Blue-crowned Hanging Parrot

Last Updated on 30 July 2023

The Blue-crowned Hanging Parrots (Loriculus galgulus) are a species of parrots that are native to Singapore and other countries in the surrounding region. They can often be found in our urban parks and gardens. Despite their frequent high-pitched calls resonating throughout the neighborhood, they are not easily spotted due to their small size and excellent camouflage among the tall green leaves.

The male Blue-crowned Hanging Parrot is primarily adorned in vibrant green feathers, except for a blue crown resembling brushstrokes, patches of orange on the back, and a touch of red on the breast. Adding to this artistic display, it appears as if the male parrot’s tail was dipped into a can of bright red paint.

The female has a similar appearance to the male but with less vivid colors overall and lacks the red breast patch. Juveniles of this species have a lighter bill compared to the adults.

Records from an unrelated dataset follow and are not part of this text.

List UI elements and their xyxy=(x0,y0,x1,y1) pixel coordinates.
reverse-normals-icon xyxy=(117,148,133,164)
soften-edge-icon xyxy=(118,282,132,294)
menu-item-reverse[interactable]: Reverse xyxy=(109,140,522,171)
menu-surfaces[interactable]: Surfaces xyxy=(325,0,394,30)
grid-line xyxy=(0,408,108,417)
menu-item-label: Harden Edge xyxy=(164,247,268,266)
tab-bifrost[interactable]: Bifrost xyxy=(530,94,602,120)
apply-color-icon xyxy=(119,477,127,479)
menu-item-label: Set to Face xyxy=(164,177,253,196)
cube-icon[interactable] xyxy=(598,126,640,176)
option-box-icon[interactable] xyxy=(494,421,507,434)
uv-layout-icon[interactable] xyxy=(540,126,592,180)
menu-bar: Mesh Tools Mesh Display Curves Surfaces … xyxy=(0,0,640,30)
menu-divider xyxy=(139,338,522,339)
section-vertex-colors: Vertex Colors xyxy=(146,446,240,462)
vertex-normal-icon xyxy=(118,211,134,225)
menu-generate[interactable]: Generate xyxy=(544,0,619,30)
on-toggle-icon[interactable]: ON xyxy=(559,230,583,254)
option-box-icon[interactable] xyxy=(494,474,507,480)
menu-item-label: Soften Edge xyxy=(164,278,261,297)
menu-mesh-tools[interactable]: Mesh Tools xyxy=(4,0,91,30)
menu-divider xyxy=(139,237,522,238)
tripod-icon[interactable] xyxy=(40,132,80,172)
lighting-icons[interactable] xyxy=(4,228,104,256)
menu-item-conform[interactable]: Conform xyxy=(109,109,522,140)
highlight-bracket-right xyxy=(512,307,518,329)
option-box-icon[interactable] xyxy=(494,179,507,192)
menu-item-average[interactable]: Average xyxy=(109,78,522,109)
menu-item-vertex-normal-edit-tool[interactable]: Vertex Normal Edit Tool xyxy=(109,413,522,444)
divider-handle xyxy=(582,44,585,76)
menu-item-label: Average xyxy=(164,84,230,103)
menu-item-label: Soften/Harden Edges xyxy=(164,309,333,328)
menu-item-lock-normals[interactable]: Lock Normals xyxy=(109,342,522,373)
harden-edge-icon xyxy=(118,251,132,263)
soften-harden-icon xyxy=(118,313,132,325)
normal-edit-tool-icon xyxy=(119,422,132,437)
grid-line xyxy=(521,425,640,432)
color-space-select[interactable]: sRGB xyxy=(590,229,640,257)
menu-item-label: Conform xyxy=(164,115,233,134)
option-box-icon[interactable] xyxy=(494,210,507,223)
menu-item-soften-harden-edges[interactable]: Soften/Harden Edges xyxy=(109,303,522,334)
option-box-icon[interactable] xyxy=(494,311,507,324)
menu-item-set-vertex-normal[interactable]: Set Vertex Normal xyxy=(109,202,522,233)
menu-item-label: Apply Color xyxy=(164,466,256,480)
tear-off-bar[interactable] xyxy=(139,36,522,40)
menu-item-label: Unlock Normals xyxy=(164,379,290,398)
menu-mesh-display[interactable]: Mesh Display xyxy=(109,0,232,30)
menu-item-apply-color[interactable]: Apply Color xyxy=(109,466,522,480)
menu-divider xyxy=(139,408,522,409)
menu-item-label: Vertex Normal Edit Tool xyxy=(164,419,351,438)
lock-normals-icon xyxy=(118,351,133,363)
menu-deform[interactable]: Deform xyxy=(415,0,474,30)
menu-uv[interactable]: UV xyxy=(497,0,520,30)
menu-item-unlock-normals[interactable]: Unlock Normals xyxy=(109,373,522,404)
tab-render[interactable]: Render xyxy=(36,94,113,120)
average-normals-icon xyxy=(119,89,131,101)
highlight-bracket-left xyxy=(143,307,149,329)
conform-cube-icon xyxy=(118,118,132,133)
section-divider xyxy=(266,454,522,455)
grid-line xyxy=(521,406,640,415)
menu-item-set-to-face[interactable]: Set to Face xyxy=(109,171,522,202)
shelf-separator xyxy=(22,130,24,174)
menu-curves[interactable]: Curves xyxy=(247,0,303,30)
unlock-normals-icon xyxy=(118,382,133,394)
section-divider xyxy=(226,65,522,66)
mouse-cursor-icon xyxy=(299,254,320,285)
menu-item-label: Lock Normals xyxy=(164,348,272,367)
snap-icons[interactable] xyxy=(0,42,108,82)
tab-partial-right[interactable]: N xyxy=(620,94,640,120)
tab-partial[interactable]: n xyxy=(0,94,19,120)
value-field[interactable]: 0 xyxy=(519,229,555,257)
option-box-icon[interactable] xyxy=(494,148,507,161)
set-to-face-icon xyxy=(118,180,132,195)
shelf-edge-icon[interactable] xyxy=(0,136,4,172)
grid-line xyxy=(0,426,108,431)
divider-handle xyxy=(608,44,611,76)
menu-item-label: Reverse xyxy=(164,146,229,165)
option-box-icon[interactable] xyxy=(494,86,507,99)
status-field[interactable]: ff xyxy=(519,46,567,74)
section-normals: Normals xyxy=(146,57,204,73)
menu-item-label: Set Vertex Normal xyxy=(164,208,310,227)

Blue-crowned Hanging Parrots are known for their acrobatic skills and their ability to hang upside down while foraging for food. They primarily feed on fruits, flowers, nectar, and occasionally small insects.

In addition to mangoes, we have also witnessed them indulging in the fruits of palm trees…

…rambutan trees…

…and Champaca trees (Magnolia champaca).

The Blue-crowned Hanging Parrots are social birds and can be found in small flocks or pairs.

These parrots typically nest in tree cavities or hollows, where the female lays 2 to 3 eggs. The incubation period lasts for about 18 to 19 days, and both parents take part in raising the chicks. After hatching, the young birds remain in the nest for several weeks before fledging.

During one of our hikes at Jurong Lake Gardens (Lakeside Garden), we came across a female Blue-crowned Hanging Parrot engaging in an interesting activity.

Initially, we assumed it was simply feeding on guava leaves…

…but upon closer examination, we discovered that it was actually collecting torn-off leaf fragments and inserting them into its plumage.

This behavior is quite common among small parrot species like hanging parrots. They have been observed gathering leaves from fruit trees such as mango or guava trees and utilising them as nesting material.

This unique approach allows them to transport a larger amount of nesting material compared to carrying it in their beaks, which is the typical method employed by many other bird species. Truly, this bird’s resourcefulness and ingenuity are remarkable!